I'm trying to do a regex operations in Java. But when I search in the Turkish text , I'm having trouble . For example;
Search Text = "Ahmet Yıldırım" or "Esin AYDEMİR"
//The e-mail stated in part(Ex: yildirim@example.com) , trying to look in name.
Regex Strings = "yildirim" or "aydemir".
Searched text is dynamically changing.Therefore , how can I solve this by using java regex pattern. Or How do I convert Turkish characters(Ex: AYDEMİR convert to AYDEMIR
or Yıldırım -> Yildirim
).
Sorry, about my grammer mistakes!...
Use Pattern.CASE_INSENSITIVE
and Pattern.UNICODE_CASE
flag:
Pattern p = Pattern.compile("yildirim", Pattern.CASE_INSENSITIVE | Pattern.UNICODE_CASE);
Pattern.CASE_INSENSITIVE
by default only match case-insensitively for characters in US-ASCII character set. Pattern.UNICODE_CASE
modifies the behavior to make it match case-insensitively for all Unicode characters.
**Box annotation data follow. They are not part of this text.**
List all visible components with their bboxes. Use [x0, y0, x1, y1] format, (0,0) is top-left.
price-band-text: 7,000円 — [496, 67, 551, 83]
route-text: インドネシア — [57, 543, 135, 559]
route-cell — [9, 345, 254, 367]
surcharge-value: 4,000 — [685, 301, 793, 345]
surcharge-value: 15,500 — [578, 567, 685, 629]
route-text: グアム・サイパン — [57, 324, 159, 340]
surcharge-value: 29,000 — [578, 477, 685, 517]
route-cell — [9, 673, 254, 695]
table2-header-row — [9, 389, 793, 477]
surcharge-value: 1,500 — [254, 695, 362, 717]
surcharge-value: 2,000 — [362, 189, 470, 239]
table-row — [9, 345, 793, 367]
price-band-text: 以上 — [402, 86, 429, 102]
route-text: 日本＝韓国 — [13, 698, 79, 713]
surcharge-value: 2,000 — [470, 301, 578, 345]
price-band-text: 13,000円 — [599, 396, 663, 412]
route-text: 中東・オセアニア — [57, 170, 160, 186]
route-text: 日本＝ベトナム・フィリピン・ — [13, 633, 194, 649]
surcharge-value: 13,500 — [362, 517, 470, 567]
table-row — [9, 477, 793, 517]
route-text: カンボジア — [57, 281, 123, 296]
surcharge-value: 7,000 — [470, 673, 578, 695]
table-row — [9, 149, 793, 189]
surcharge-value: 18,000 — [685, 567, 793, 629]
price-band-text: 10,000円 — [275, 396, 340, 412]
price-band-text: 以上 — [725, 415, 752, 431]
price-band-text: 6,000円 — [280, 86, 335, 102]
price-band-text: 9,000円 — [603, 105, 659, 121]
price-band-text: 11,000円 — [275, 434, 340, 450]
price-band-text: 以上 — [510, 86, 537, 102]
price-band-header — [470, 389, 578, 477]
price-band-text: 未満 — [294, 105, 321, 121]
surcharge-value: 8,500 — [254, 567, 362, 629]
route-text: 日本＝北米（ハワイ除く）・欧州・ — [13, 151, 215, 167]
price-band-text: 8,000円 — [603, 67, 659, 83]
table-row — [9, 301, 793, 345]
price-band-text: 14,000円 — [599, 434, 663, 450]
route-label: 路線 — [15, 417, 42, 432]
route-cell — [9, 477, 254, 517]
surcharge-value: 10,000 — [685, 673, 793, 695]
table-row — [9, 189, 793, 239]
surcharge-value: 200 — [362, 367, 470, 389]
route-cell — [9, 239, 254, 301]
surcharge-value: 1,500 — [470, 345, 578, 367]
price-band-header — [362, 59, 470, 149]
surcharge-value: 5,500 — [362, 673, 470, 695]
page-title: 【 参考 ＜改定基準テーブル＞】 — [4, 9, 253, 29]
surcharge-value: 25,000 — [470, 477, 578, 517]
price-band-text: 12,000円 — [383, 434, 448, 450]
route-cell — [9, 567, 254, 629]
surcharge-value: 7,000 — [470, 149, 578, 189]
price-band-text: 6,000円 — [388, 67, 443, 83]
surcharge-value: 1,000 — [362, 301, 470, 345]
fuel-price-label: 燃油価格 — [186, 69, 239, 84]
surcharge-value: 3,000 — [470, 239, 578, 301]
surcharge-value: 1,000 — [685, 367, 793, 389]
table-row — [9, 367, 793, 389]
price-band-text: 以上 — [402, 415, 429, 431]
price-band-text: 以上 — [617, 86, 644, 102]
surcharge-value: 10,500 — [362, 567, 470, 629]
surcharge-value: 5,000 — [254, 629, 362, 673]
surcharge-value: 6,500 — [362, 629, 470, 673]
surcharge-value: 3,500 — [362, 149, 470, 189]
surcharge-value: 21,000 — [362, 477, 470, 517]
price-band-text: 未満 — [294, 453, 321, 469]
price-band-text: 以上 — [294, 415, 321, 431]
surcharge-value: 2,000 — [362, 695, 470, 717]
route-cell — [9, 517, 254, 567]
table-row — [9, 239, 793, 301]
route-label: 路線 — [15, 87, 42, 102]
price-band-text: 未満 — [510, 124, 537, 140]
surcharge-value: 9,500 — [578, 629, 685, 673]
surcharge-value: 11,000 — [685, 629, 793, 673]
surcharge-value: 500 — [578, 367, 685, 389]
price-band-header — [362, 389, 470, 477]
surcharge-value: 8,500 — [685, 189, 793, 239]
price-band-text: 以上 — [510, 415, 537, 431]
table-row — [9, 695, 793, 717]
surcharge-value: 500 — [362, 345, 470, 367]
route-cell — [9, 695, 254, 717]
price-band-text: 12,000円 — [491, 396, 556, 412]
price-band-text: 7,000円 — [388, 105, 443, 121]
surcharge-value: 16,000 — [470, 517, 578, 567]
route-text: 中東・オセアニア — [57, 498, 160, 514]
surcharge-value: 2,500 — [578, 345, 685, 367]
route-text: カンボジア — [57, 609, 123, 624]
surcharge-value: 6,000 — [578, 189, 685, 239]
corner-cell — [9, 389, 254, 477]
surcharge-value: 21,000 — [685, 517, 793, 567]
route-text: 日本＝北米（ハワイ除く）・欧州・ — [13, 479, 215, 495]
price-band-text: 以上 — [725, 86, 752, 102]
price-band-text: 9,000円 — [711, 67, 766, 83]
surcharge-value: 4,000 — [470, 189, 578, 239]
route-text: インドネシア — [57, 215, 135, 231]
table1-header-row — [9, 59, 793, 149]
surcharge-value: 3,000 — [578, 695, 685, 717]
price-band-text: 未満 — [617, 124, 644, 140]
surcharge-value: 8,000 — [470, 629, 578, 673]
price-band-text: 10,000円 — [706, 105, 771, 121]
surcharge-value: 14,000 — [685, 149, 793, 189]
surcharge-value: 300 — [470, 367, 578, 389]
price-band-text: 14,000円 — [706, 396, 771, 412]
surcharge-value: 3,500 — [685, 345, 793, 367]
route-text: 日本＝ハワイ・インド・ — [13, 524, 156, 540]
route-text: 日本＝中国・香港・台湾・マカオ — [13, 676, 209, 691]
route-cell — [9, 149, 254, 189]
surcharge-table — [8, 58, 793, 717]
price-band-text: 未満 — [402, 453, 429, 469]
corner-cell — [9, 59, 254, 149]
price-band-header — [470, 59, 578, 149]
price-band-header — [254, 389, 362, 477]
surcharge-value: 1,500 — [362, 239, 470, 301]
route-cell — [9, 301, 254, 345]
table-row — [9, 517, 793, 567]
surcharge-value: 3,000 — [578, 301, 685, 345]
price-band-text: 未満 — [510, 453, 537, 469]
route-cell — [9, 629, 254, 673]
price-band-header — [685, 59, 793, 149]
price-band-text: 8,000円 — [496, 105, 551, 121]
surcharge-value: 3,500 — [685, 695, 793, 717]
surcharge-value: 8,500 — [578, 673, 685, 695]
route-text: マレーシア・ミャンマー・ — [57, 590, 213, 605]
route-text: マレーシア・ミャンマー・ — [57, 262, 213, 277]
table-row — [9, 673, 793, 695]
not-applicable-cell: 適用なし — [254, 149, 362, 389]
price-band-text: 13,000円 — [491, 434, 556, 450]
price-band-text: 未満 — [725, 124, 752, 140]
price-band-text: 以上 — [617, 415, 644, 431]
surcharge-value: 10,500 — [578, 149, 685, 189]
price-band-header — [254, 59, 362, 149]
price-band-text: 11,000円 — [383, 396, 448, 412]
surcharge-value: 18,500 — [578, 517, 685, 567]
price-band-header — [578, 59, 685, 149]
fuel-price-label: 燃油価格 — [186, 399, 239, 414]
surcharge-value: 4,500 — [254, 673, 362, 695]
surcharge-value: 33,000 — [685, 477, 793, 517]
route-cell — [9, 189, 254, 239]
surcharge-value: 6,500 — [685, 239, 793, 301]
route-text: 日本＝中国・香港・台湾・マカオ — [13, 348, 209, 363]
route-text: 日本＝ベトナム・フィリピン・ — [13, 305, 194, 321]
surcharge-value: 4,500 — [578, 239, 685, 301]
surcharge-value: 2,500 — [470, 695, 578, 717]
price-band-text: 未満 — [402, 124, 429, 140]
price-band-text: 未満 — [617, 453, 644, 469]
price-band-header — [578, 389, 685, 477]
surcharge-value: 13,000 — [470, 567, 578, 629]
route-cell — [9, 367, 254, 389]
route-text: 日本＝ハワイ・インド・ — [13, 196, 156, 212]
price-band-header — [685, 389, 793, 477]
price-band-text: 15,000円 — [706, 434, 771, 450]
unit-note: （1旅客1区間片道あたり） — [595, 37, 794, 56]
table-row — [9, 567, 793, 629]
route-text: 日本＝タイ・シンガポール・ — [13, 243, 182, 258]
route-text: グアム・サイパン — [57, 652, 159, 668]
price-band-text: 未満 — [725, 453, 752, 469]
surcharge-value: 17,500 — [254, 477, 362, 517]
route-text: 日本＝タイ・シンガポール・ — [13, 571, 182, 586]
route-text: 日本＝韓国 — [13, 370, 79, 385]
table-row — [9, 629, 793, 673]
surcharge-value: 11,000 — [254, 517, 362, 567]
Do note that Unicode case-insensitive matching in Java regex is done in a culture-insensitive manner. Therefore, ı
, i
, I
, İ
are considered the same character.
Depending on your use case, you might want to use Pattern.LITERAL
if you want to disable all metacharacters in the pattern, or only escape literal parts of the pattern with Pattern.quote()